La destinée de Bella qui a été sauvagement mutilée par son mari souligne par exemple un cran incroyable face aux conséquences désastreuses de la violence domestique. Et la réaction d'Assumta lorsqu'elle voit la jeune femme traumatisée arriver chez elle est elle aussi édifiante. Ce n'est pas en étrangère importune qu'elle reçoit Bella mais comme une jeune sœur en détresse, et elle agit en conséquence. Elle est d'ailleurs récompensée de son geste car il s'avère que Bella comme sa protectrice est une battante. Alors que la santé d'Assumta se met à décliner, c'est Bella qui, en dépit de son handicap, reprend les rênes du « chantier » devenu le « Centre de la bonne espérance ». Je ne saurais dire pourquoi, l'approche résolue de Bella m'a immédiatement fait penser à Monique Bessomo, une poète camerounaise que j'avais rencontrée non loin de Yaoundé en 1996 et dont je croyais entendre un lointain écho: « Comme il faut prêcher par l'exemple, disait Bessomo, et montrer comment les choses peuvent marcher plutôt que de dire aux autres qu'on n'est pas d'accord avec leur façon de faire, nous avons dit, avec un groupe de femmes, que nous allions créer nous-mêmes une association. Nous avons décidé que ça allait être une Association des Femmes, mais que la porte serait ouverte non seulement aux femmes, mais aux hommes aussi, handicapés ou valides; donc ouverte à toutes les personnes qui viendraient. ... Le mot "femmes handicapées" choque parfois les gens, mais ici nous ne sommes pas repliées sur nous-mêmes; nous sommes ouvertes sur le monde. » ... ». [Interview de Monique Bessomo, 1996, https://aflit.arts.uwa.edu.au/intDNTbessomo.html]. Il ne s'agit bien sûr pas ici de prétendre que telle ou telle personne a inspiré l'auteur du roman mais de montrer que la fiction rejoint le monde réel quand, à tort ou à raison, le lecteur associe tel ou tel personnage romanesque à une situation bien réelle ayant marqué d'une empreinte indélébile l'univers de ses souvenirs.
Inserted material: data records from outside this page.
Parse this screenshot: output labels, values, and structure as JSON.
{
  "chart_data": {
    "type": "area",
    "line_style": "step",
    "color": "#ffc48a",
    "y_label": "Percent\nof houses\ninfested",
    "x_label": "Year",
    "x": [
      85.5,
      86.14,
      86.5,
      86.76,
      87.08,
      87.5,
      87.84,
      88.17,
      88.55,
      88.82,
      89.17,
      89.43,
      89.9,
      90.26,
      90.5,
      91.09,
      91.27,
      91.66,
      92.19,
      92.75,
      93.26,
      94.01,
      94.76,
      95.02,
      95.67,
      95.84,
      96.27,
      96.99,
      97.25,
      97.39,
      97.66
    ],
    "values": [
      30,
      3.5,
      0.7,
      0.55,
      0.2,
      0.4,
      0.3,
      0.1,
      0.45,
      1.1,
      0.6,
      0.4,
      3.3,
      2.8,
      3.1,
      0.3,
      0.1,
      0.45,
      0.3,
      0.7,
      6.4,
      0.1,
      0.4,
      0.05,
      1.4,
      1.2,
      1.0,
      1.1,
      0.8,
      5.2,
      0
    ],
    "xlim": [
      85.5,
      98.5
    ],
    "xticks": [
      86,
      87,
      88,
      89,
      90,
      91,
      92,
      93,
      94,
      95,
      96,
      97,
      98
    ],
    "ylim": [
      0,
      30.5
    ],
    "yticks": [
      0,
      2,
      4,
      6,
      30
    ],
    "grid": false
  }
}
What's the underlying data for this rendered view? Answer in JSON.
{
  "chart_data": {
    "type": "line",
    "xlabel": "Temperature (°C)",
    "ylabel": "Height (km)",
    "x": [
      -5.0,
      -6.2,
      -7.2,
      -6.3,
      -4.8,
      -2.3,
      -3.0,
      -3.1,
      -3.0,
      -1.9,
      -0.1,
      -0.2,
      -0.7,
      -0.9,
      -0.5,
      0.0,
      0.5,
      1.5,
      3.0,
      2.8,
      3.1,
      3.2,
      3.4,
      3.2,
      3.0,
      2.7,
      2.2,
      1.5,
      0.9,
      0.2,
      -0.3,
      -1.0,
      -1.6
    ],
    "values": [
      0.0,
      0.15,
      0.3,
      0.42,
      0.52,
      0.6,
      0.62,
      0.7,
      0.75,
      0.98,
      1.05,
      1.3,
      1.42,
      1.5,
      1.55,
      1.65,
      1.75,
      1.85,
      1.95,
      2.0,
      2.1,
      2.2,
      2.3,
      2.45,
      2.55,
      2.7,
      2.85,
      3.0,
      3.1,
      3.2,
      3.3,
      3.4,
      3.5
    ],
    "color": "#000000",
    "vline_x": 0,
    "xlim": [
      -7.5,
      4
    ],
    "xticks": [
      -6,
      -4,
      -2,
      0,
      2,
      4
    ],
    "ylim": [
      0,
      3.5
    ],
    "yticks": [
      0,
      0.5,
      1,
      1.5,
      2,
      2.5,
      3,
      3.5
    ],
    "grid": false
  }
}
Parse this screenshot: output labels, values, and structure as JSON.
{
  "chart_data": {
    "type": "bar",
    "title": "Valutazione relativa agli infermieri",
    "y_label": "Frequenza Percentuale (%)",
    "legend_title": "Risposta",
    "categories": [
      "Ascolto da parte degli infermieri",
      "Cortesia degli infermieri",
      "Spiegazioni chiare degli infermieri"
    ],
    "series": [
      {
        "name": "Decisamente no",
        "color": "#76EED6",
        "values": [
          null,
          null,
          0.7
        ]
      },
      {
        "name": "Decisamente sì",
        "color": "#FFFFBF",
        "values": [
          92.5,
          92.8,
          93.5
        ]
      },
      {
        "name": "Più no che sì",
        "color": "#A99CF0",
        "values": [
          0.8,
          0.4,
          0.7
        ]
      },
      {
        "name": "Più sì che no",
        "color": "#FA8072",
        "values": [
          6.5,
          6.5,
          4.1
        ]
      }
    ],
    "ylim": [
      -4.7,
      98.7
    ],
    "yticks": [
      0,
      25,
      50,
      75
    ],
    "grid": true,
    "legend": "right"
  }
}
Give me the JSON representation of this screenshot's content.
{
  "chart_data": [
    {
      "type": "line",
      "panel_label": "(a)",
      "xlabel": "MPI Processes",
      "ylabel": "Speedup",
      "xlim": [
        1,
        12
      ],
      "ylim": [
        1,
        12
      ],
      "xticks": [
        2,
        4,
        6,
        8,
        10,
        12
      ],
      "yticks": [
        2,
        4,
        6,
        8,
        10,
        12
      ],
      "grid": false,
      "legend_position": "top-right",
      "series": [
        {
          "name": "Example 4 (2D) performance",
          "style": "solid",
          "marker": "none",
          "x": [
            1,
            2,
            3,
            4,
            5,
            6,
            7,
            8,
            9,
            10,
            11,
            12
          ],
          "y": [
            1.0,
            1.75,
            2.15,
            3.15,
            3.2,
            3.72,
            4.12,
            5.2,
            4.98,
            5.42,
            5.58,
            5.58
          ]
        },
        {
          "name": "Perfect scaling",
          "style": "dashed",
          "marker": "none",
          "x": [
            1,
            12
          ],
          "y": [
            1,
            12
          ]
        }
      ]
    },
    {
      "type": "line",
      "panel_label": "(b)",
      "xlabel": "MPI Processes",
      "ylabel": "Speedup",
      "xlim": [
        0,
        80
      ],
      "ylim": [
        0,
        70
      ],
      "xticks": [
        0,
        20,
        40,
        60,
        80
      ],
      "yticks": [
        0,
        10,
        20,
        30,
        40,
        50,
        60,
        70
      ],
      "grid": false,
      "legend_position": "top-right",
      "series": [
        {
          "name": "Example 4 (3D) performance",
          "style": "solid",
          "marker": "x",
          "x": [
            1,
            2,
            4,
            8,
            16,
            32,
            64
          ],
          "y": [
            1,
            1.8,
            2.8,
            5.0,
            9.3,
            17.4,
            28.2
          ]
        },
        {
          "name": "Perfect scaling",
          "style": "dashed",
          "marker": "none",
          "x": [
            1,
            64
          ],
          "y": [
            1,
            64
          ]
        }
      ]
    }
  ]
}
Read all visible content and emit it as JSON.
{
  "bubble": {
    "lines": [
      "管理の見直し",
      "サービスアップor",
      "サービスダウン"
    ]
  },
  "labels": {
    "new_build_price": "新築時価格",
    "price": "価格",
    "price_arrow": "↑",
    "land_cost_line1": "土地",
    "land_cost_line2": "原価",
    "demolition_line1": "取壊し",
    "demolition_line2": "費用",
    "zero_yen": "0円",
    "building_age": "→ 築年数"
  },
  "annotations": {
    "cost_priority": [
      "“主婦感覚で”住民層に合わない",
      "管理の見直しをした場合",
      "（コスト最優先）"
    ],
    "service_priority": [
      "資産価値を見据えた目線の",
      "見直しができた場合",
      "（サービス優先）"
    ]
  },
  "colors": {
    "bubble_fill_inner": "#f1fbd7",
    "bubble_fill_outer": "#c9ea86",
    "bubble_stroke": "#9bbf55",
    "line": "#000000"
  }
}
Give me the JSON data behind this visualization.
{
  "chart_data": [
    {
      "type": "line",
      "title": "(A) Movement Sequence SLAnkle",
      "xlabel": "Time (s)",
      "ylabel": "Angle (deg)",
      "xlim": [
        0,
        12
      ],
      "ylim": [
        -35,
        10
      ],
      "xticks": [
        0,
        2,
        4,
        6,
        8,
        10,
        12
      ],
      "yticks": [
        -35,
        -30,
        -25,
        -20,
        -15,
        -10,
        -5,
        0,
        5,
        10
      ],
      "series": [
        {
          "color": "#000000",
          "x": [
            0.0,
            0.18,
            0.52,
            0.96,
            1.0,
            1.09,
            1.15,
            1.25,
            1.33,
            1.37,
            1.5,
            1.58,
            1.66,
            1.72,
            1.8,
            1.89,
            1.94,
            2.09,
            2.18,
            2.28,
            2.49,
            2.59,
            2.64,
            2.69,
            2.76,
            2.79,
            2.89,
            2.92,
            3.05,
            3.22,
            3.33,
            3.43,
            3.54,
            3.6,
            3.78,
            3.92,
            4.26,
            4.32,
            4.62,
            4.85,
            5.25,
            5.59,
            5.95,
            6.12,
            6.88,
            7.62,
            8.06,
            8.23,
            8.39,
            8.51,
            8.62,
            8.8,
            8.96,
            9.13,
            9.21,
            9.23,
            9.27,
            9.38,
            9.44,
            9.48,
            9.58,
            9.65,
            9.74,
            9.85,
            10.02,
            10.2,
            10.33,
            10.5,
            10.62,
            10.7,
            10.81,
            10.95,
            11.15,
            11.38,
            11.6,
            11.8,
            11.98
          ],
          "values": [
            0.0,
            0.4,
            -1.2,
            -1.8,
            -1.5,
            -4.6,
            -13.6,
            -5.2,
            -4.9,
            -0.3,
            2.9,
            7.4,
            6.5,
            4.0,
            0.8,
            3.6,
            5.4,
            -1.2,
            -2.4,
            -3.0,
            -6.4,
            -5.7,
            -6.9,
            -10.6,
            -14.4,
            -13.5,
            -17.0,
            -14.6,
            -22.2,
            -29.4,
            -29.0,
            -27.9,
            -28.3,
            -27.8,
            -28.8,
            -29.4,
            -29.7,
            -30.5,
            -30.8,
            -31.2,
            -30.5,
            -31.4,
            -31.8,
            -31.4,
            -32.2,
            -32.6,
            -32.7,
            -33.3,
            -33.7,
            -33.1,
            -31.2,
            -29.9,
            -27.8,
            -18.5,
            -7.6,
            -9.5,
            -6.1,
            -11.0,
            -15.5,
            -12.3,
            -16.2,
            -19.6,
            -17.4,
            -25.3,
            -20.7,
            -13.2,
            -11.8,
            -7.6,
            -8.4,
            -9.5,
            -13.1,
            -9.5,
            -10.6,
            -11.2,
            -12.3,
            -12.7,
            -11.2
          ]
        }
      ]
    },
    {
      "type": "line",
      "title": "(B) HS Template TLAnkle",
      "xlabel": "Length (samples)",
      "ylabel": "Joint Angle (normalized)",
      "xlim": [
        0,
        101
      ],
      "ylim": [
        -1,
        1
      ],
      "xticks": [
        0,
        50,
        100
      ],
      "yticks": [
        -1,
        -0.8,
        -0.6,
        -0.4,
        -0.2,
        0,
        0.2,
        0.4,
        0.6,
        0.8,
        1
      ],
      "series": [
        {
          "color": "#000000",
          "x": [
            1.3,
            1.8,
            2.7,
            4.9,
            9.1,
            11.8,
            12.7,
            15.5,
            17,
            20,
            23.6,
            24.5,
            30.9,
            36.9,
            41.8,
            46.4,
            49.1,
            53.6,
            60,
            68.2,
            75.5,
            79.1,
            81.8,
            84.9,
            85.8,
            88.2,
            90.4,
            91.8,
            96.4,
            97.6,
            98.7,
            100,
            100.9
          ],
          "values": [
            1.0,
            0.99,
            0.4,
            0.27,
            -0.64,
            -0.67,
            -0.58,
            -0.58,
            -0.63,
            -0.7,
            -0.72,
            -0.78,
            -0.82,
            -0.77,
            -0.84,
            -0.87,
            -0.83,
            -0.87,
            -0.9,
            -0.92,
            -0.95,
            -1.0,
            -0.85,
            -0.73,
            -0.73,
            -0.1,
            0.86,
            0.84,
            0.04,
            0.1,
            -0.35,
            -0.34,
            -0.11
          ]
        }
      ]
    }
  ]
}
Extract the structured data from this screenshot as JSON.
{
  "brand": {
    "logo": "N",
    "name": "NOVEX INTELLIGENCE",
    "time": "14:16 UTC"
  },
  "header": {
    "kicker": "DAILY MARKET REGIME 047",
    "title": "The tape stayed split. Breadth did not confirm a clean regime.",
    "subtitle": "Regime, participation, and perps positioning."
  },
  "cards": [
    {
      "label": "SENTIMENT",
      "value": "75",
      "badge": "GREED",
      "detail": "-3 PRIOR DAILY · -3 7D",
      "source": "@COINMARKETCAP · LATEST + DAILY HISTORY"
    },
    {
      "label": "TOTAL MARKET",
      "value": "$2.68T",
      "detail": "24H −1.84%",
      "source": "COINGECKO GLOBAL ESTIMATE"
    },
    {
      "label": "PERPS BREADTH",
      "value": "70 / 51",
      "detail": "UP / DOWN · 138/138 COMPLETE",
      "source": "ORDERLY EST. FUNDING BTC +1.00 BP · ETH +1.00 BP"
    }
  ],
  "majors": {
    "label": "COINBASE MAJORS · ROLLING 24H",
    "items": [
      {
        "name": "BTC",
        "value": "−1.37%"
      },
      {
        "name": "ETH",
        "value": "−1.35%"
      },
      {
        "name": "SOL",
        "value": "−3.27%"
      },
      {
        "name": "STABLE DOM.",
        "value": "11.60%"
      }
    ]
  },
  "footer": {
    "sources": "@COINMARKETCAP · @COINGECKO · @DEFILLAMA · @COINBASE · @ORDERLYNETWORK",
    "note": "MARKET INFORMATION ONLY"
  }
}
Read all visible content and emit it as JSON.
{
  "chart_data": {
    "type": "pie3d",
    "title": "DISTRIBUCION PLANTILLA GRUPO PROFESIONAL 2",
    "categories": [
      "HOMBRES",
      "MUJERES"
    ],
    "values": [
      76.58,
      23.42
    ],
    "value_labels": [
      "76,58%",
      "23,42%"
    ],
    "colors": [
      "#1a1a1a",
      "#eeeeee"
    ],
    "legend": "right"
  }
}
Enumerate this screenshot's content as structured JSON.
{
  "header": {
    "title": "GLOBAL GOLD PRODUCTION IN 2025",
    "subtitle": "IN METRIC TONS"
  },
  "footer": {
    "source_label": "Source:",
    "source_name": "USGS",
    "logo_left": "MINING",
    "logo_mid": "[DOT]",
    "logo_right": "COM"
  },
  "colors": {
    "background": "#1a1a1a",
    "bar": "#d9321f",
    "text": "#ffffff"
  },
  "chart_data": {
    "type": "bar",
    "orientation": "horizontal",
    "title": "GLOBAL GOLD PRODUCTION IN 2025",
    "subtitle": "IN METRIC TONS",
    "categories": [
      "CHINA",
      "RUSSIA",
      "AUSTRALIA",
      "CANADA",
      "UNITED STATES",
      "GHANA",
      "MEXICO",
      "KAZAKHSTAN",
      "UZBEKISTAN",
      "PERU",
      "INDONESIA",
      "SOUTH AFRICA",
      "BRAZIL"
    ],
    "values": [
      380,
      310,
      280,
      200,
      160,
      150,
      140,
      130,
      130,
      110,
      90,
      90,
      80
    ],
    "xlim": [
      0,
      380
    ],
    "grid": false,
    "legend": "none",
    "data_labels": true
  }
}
L'intérêt de Bella pour son entourage se retrouve aussi dans sa révérence à la nature, souligné par le titre de l'ouvrage. Vénus fut au départ la déesse des jardins avant d'assumer un rôle beaucoup plus important au panthéon romain. Ignorant sans doute l'existence de cette déesse lointaine, Bella n'a besoin que de son bon sens et de la sagesse ancestrale des siens pour se rendre compte qu'il faut arrêter de massacrer la nature et rendre au jardin d'Eden sa fertilité. Elle encourage donc son amie Clarisse à donner libre cours à son amour des plantes. Elle entend faire de Khalakanti un lieu où les humains puissent renouer des liens forts avec leur environnement car c'est lui qui les entoure, les nourrit, soigne leurs plaies et les protège. Les succès de Clarisse et de Bella prolongeant ceux d'Assumta, Khalakanti, le village jadis oublié des dieux et des hommes, perd définitivement son triste anonymat et nombreux sont désormais ceux et celles qui s'y rendent pour y chercher paix et réconfort. Ce n'est donc pas sans raison que Khasia voit en Bella, la Vénus de Khalakanti, une réincarnation de Zema, la déesse de l'harmonie révérée par la Légende et le folklore local.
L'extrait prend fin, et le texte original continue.